Le maréchal Simon haussa les épaules avec un dédain farouche.

— Vos crimes échappent à la justice… elle les punirait, que je ne lui laisserais pas encore le soin de me venger… après tout le mal que vous m'avez fait, après tout ce que vous m'avez ravi… Et, au souvenir de ses enfants, la voix du maréchal s'altéra légèrement: mais il reprit bientôt son calme terrible.
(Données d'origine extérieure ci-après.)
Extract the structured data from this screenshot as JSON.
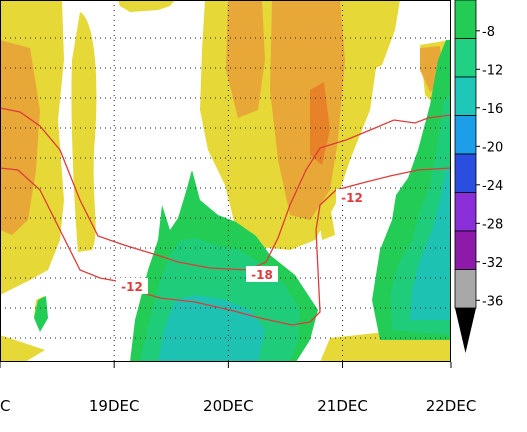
{
  "chart_data": {
    "type": "heatmap",
    "x_tick_labels": [
      "C",
      "19DEC",
      "20DEC",
      "21DEC",
      "22DEC"
    ],
    "x_tick_positions_days": [
      18.0,
      19.0,
      20.0,
      21.0,
      22.0
    ],
    "x_range_days": [
      18.0,
      21.95
    ],
    "y_range": [
      0,
      1
    ],
    "grid": "dotted",
    "colorbar": {
      "placement": "right",
      "tick_labels": [
        "-8",
        "-12",
        "-16",
        "-20",
        "-24",
        "-28",
        "-32",
        "-36"
      ],
      "levels": [
        {
          "range": [
            -8,
            -6
          ],
          "color": "#22cc55"
        },
        {
          "range": [
            -12,
            -8
          ],
          "color": "#22d083"
        },
        {
          "range": [
            -16,
            -12
          ],
          "color": "#1ec7b8"
        },
        {
          "range": [
            -20,
            -16
          ],
          "color": "#1c9ee8"
        },
        {
          "range": [
            -24,
            -20
          ],
          "color": "#2a4fe0"
        },
        {
          "range": [
            -28,
            -24
          ],
          "color": "#8b2fd8"
        },
        {
          "range": [
            -32,
            -28
          ],
          "color": "#8d1aa8"
        },
        {
          "range": [
            -36,
            -32
          ],
          "color": "#a8a8a8"
        },
        {
          "range": [
            -40,
            -36
          ],
          "color": "#000000"
        }
      ]
    },
    "contour_labels": [
      "-12",
      "-18",
      "-12"
    ],
    "colors": {
      "yellow": "#e6d836",
      "orange": "#e8a838",
      "dark_orange": "#e88228",
      "green_light": "#22cc55",
      "green": "#1fcc7a",
      "teal": "#1ec2b2",
      "contour": "#dd3b3b"
    }
  }
}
Vous sentez bien que je ne vis plus que pour la vengeance… moi… mais il me faut une vengeance que je puisse savourer… en sentant votre lâche coeur palpiter au bout de mon épée… Notre dernier duel… n'a été qu'un jeu; mais celui-ci… oh! vous allez voir celui- ci…

Et le maréchal marcha vers la table où il avait posé les épées.

Il fallait au père d'Aigrigny un grand empire sur lui-même pour se contraindre; la haine implacable qu'il avait toujours éprouvée contre le maréchal Simon, ses provocations insultantes, réveillaient en lui mille ardeurs farouches; pourtant il répondit d'un ton assez calme:

— Une dernière fois, monsieur, je vous le répète, le caractère dont je suis revêtu m'empêche de me battre.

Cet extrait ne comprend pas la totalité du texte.